Ser um apanhador no campo de centeio (para Holden)

A revelação na conversa com a irmãzinha querida Phoebe.

“- Você sabe o quê que eu quero ser? – perguntei a ela. – Sabe o que é que eu queria ser? Se pudesse fazer a merda da escolha?

- O quê? Para de dizer nome feio.

- Você conhece aquela cantiga: ‘Se alguém agarra alguém atravessando o campo de centeio’? Eu queria...

- A cantiga é ‘Se alguém encontra alguém atravessando o campo de centeio’! – ela disse. – É dum poema do Robert Burns.

- Eu sei que é dum poema do Robert Burns.

Mas ela tinha razão. É mesmo ‘Se alguém encontra alguém atravessando o campo de centeio’. Mas eu não sabia direito.

- Pensei que era ‘Se alguém agarra alguém’ – falei. – Seja lá como for, fico imaginando uma porção de garotinhos brincando de alguma coisa num baita campo de centeio e tudo. Milhares de garotinhos, e ninguém por perto – quer dizer, ninguém grande – a não ser eu. E eu fico na beirada de um precipício maluco. Sabe o quê que eu tenho de fazer? Tenho que agarrar todo mundo que vai cair no abismo. Quer dizer, se um deles começar a correr sem olhar onde está indo, eu tenho que aparecer de algum canto e agarrar o garoto.

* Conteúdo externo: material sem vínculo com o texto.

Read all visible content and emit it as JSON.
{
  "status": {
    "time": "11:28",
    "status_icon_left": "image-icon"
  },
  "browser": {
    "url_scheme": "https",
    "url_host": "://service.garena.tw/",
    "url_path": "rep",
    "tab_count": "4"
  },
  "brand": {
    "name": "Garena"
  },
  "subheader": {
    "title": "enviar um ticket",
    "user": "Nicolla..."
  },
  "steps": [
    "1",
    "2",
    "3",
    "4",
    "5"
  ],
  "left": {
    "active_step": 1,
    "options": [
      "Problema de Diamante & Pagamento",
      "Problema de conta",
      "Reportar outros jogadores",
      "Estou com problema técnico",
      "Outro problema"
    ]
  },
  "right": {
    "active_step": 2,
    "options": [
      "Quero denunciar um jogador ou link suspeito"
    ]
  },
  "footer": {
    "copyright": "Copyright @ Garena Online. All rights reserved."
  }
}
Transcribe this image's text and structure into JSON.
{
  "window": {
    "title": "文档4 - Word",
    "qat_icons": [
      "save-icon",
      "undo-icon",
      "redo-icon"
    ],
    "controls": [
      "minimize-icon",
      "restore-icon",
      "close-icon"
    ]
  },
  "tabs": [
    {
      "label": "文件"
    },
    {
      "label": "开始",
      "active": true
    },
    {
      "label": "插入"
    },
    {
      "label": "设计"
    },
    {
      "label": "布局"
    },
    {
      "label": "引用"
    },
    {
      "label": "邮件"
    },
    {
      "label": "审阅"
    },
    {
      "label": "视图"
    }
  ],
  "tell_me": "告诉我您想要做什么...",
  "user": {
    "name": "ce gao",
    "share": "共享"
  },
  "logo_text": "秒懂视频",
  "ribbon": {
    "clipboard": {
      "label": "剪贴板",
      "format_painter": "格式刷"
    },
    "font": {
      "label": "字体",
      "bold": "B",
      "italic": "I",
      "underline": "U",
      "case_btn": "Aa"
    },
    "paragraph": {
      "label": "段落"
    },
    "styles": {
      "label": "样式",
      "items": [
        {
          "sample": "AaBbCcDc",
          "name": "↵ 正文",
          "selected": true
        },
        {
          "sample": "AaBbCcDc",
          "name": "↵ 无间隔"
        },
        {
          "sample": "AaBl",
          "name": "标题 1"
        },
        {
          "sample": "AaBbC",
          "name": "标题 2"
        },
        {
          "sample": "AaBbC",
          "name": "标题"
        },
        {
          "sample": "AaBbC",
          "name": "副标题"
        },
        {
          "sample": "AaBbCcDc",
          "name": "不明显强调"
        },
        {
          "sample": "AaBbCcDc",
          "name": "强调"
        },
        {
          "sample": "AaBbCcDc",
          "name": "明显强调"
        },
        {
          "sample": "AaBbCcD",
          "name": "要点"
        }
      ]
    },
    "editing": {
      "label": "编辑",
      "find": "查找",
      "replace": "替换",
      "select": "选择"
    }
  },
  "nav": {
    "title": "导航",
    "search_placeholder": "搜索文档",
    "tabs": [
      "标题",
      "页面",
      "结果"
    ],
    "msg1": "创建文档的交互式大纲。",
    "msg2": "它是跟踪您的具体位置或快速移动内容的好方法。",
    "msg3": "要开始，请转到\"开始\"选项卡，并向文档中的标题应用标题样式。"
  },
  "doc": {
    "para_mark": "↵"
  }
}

Só isso que eu ia fazer o dia todo. Ia ser só o apanhador no campo de centeio e tudo. Sei que é maluquice, mas é a única coisa que eu queria fazer. Sei que é maluquice.

A danada da Phoebe ficou calada um tempão. Aí, quando resolveu falar, foi para dizer: - Papai vai te matar.”

A literatura tem os seus caminhos

Pois é, foi assim, de forma torta, que preenchi mais uma lacuna cultural e li mais um clássico da literatura mundial.

Estou um grãozinho de nada menos ignorante hoje do que ontem. Aliás, na minha ida para Brasília ontem, achei, na livraria do Aeroporto de Congonhas, totalmente por acaso, outro livro do Salinger - Carpinteiros, levantem bem alto a cumeeira & Seymour, uma apresentação.

Viu como são as coisas?! Já estou lendo.


Bibliografia:

SALINGER, J. D. O apanhador no campo de centeio. Editora do Autor. 17ª edição.